Efrén caminó de la ventana a la puerta de la cocina, siempre las miradas fijas en él; regresó y volvió, y volvió a regresar. Siempre era tan puntual y hoy el retraso debía ser premonitorio, era su único amigo, era más que eso, era un espejo en que podía reflejarse sin remordimientos. Eso lo supo desde la primera vez que lo vio en el salón de clase, mientras los niños se burlaban de ellos, les gritaban sus defectos y reían ellos se miraron. Entonces, precisamente entonces, y precisamente por causa de esos defectos que sentían caerles encima como saliva espesa y espumosa, se fueron reconociendo y, sin hablar, hicieron el pacto. Cuando terminaron sus estudios decidieron, bajo un enorme laurel de la India y horas antes de ir al baile de graduación, a lo que dedicarían. Tenía que ser ese único trabajo, tenía que serlo, por honesto y sencillo, mecánico y contundente. Una capucha de cuero para los dos y ejercitarse con los cerdos en el rastro. Y antes que nada estaba el pacto: el que fallara primero sería quien cambiaría de papel. El que subsistiera guardaría silencio y soportaría las miradas que los dos habrían acumulado. Ninguno se salvaría, ninguno, lo sabían, eran toda la humanidad. Después de haber decidido la profesión fueron al baile con sus trajes similares de lana oscura y gruesa.
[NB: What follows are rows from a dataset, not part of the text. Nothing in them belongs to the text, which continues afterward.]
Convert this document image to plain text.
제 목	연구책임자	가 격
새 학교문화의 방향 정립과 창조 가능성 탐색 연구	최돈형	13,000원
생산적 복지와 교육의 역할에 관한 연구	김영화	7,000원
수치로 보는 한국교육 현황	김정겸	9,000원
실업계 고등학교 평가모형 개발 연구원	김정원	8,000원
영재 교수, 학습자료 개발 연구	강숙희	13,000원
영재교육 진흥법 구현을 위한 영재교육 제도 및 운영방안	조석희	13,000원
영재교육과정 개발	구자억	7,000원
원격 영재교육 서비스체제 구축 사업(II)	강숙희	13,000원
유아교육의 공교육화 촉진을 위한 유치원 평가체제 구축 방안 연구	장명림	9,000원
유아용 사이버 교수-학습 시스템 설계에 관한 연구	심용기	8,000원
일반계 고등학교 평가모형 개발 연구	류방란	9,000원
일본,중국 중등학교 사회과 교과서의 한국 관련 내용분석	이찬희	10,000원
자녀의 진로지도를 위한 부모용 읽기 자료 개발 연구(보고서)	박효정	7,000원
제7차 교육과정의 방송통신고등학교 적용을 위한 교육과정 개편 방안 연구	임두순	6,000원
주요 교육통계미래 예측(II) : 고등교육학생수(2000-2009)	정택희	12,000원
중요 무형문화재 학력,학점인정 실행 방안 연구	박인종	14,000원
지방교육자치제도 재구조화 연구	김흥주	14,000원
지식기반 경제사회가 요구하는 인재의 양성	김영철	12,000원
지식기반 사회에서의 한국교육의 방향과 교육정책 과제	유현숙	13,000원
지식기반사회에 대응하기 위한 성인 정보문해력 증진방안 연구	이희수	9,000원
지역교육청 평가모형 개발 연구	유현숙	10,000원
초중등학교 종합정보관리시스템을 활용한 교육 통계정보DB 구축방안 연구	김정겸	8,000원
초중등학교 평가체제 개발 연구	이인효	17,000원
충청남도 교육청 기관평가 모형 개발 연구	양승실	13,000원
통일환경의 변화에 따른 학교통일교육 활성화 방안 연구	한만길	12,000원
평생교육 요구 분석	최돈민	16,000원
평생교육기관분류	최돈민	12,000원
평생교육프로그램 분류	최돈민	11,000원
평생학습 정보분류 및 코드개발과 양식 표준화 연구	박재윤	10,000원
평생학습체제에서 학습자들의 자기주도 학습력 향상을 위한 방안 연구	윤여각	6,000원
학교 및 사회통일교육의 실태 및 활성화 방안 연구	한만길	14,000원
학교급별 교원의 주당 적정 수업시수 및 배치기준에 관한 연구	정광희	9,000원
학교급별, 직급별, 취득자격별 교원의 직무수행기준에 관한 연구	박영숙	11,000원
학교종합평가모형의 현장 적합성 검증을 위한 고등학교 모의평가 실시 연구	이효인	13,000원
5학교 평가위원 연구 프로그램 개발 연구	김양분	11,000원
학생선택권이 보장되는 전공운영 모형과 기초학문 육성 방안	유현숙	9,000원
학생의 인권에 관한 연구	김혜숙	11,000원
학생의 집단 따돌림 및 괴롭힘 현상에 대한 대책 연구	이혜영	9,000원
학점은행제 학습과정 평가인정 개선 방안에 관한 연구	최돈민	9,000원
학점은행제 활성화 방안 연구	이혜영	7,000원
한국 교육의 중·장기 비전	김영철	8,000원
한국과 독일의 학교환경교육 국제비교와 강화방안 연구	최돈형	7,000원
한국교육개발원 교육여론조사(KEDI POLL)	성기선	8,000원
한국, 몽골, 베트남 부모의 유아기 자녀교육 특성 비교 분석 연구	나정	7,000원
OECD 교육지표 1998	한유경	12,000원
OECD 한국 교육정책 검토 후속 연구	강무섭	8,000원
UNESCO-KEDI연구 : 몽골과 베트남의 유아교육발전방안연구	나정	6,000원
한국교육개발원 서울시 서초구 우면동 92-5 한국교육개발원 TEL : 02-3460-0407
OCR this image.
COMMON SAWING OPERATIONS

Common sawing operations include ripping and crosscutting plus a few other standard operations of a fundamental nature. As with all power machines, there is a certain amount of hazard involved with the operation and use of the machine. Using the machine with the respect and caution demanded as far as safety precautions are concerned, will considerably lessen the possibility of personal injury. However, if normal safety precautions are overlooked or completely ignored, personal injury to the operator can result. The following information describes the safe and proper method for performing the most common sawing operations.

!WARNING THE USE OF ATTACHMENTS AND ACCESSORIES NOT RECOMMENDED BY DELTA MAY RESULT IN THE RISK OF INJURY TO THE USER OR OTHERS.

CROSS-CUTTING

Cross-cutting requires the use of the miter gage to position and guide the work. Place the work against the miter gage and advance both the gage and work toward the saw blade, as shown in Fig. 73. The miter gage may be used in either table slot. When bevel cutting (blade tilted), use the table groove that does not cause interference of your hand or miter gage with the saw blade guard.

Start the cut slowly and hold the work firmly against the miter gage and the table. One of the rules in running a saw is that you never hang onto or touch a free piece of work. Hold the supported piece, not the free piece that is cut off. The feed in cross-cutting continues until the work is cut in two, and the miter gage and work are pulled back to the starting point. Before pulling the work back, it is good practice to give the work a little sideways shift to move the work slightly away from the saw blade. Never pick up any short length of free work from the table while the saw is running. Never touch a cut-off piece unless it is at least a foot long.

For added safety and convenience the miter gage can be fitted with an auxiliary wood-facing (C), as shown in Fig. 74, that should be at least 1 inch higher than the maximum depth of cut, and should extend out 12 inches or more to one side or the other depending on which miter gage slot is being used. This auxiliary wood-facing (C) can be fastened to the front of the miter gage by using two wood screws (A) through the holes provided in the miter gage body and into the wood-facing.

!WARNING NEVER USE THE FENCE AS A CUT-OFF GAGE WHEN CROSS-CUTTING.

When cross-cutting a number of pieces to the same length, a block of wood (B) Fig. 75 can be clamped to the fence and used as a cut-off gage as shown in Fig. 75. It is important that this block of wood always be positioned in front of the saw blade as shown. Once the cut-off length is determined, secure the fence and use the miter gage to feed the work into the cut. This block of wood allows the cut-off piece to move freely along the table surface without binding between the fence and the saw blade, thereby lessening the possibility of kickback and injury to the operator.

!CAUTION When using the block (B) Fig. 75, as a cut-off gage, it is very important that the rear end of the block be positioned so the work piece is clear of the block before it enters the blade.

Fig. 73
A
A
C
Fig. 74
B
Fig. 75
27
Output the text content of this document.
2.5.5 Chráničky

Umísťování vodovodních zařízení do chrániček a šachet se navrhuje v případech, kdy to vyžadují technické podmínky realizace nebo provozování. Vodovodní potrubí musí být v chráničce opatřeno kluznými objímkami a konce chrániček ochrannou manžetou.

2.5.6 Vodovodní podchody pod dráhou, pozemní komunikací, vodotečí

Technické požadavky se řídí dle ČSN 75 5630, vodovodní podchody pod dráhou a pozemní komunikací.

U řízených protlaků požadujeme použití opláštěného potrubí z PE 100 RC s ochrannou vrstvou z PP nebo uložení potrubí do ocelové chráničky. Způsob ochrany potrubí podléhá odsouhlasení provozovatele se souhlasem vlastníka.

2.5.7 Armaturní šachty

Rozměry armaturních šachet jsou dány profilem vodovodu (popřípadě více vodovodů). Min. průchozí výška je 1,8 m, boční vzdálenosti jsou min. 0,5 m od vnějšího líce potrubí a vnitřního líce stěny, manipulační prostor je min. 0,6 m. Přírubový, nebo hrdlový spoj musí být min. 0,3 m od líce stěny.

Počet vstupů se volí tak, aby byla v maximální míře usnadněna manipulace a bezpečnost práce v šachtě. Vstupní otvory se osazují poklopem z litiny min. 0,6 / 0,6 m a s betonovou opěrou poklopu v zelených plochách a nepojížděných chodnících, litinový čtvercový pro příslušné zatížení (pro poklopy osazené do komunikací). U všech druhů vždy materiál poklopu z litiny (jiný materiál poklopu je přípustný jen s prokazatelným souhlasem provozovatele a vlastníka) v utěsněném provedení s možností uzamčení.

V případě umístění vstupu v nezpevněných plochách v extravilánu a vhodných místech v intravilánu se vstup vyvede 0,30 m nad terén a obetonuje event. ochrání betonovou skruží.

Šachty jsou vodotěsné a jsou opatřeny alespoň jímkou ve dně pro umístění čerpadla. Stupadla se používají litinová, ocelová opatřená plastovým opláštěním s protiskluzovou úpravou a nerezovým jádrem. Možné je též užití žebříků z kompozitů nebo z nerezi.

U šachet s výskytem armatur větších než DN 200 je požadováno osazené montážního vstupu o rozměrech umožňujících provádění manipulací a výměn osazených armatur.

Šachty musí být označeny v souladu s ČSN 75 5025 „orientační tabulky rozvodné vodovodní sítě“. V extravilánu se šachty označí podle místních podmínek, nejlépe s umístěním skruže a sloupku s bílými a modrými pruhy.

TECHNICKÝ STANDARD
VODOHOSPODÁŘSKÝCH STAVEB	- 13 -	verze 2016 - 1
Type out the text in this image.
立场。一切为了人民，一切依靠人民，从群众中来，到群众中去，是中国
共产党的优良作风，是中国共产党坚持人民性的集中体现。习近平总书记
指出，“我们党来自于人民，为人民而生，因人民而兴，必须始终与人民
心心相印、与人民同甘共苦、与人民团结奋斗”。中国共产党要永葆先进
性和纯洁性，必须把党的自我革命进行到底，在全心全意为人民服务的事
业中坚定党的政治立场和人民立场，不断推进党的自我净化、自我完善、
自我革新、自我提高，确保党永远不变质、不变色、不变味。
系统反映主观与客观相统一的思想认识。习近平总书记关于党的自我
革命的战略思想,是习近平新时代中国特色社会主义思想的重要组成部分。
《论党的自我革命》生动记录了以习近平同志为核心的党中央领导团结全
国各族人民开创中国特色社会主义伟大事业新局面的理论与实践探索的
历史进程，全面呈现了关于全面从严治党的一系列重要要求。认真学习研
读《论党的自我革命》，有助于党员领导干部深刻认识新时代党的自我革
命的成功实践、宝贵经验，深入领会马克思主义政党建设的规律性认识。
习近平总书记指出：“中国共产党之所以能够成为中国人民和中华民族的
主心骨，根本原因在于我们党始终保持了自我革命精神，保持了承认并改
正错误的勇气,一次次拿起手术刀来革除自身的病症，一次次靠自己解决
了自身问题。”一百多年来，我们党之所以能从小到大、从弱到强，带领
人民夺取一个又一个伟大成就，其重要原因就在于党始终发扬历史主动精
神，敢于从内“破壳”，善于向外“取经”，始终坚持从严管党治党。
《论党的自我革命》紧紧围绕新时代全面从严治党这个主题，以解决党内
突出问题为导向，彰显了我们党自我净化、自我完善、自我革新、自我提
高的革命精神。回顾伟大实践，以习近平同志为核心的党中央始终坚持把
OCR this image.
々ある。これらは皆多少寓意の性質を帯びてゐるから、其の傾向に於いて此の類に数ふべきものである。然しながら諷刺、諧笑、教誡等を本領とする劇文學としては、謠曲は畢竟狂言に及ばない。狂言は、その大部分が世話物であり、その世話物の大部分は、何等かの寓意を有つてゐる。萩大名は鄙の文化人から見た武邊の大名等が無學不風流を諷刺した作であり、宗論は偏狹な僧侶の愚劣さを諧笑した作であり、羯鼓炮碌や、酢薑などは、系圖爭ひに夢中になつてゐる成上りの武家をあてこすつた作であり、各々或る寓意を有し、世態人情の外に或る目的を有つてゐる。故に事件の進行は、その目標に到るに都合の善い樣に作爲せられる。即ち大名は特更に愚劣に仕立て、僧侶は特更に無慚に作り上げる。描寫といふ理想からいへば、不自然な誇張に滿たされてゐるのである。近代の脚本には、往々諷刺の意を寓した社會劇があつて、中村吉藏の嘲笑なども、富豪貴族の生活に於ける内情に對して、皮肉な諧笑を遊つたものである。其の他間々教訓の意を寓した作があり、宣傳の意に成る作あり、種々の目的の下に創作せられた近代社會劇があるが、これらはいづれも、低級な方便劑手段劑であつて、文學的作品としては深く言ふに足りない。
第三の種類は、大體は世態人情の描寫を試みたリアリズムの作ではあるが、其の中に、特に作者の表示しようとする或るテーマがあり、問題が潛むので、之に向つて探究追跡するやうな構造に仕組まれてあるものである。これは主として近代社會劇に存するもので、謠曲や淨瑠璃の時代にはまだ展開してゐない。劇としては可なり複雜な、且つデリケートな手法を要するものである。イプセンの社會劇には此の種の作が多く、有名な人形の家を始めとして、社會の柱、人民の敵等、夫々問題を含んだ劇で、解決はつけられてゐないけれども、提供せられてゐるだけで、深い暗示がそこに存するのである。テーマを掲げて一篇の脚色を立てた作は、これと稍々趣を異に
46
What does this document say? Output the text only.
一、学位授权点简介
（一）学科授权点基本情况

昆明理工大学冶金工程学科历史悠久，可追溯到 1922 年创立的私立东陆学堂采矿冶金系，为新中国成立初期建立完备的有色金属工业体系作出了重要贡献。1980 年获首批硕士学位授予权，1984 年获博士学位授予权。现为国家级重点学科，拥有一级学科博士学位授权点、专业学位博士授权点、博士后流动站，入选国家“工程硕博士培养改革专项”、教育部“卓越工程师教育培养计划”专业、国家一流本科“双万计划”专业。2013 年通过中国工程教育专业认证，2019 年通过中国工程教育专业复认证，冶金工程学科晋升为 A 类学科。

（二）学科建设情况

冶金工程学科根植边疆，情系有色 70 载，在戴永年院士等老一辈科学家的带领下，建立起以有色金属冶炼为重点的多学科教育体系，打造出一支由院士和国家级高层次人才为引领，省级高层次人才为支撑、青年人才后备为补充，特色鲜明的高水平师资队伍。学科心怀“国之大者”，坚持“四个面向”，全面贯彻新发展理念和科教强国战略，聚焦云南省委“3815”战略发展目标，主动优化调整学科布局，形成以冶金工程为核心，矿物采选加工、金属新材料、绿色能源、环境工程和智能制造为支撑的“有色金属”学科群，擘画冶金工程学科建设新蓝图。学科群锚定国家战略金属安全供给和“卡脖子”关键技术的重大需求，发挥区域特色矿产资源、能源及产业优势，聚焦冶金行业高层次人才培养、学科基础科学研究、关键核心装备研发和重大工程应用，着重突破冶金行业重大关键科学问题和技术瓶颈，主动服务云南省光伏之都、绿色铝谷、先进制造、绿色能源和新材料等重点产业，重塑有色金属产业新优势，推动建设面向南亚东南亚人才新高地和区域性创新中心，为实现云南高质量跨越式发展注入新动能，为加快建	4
Enormes y descompasados bailaron el vals sin importarles las risas y el desprecio de la gente. Efrén llevaba por la cintura a Toño y éste descansaba su mano en el hombro del amigo. Un leve temblor en los labios, eso era todo, nada de Dios y sus ángeles, nada de grandes rascacielos y oraciones, eso bastaba. No hablaron una sola palabra, solo se miraron satisfechos. Una sonrisa, una lágrima quizá, pero pasó desapercibida.

Iban a dar las seis y Toño no llegaba. Efrén fue a meter la gelatina al refrigerador, también las natillas. Regresó a la sala y volvió a acomodar los cojines del sofá, recorrió un poco el florero con flores de plástico y se dio cuenta que tenían un poco de polvo. Le pasó el dedo a cada pétalo y luego se lo limpió en el pantalón. Junto estaba la fotografía, aún en su marco de plástico verde, se las habían tomado en la feria, cuando tenían dieciséis años, los dos muy serios posando sin tocarse siquiera, mirando infinitamente a quien los mirara. Como si quien les hubiera tomado la foto lo hubiera hecho a través de un espejo. La soledad estaba presente en el retrato, por eso espantaba un poco. No eran muchos quienes sabían aceptar la vida con tanta fascinación. En el trabajo decidieron turnarse una sesión cada uno, porque nunca se sabía las veces que se requerirían sus servicios. La costumbre era que al final de la jornada, a quien le hubiera tocado el último trabajo, fuera a dejar la capucha de cuero al otro. Debía tocar, esperar a que se abriera la puerta, entregar la capucha sin hablar y desaparecer. La única vez que se conversaba era en sus cumpleaños. Eran fechas especiales y la conversación normalmente versaba sobre las recetas de cocina.

Eran las seis treinta cuando sonó el timbre. Por fin había llegado. Efrén, olvidándose de las miradas, recorrió la estancia hasta la puerta alisándose el copete con la mano que lamía y volvía a lamer. Al abrir la puerta se topó con Toño quien lo miraba beatífico, sosteniendo la capucha. ¿Fallaste? Fallé. Pero… No lo dejó terminar, cruzó el umbral con su paso lento y estorboso y fue a sentarse en el sillón: el hacha no estaba bien afilada, ese fue el problema, dijo. Efrén lo siguió. Toño ni siquiera se había fijado en lo que había en la mesa, ni siquiera lo había felicitado. ¿Entonces será…? Sí, será con hacha. Efrén suspiró y sin perder tiempo fue a la bodega. El recuerdo los abrazaba, era uno solo y no era posible aprehenderlo. Los dos sabían que era un recuerdo apetitoso, quizá el descubrimiento de un sabor nuevo, o una sonrisa o simplemente el sol sobre sus cabezas mientras descansaban en la banca del patio de la escuela.

La sala estaba llena de miradas, cientos de miradas y por primera vez hubo un titubeo. Todo se mantenía callado, estático. Efrén, con la capucha puesta, sostenía en alto el arma. Toño, hincado, respiraba con dificultad. Un sonido incesante de poleas, resortes y círculos recorrieron el mundo, los ojos no parpadeaban. Era solo un instante, solo un instante.